The Church argues that they have responded with concrete steps. In Boston and New York, two of the biggest Roman Catholic archdioceses in the United States, the Church has instituted a zero-tolerance policy that includes criminal background checks, training and awareness classes, and more pro-active reporting of allegations. “Even if the person bringing the complaint says, ‘I don’t want this to go any further,’ we say we have to bring it to the district attorney and we do,” says Joseph Zwilling, director of communications for the Archdiocese of New York. “We make it clear that we have an obligation and we will report it ourselves. It really is a zero-tolerance policy. And we would not, will not, have not moved a priest who has an accusation of abuse to another assignment. If there is even a single substantiated incident of abuse of a minor, that individual will never be permitted to function as a priest again.”
Sipe has heard all this before, and he’s not convinced. “I said in [a speech back in 1993] something I’ll never take back: that we’re dealing only with the tip of the iceberg,” says Sipe. “If you follow [the priest abuse scandal] to its foundations, it will lead you to the highest corridors of the Vatican. I don’t think many people got that at that time. But I was right. This is the way the system operates. It has not changed — no real change.”

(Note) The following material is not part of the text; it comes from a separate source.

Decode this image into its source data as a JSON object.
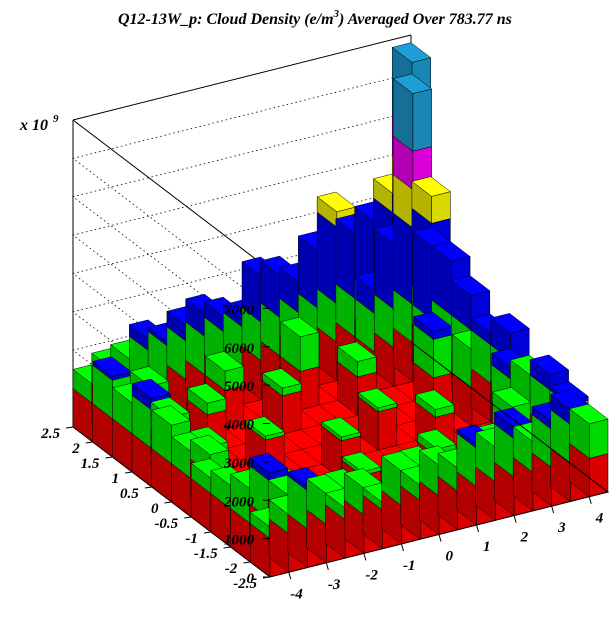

“It feels a little bit smoke and mirror: Hey, we’re meeting, we’re talking about things,” says McCarthy, who is thrilled and humbled Spotlight has engaged audiences and sparked debate. “We’re talking about the welfare of children, right? What greater stakes do we have to propel us into action? And there should be no feet-dragging. It should be swift. It should be definitive. And I think until I see that, I remain skeptical.”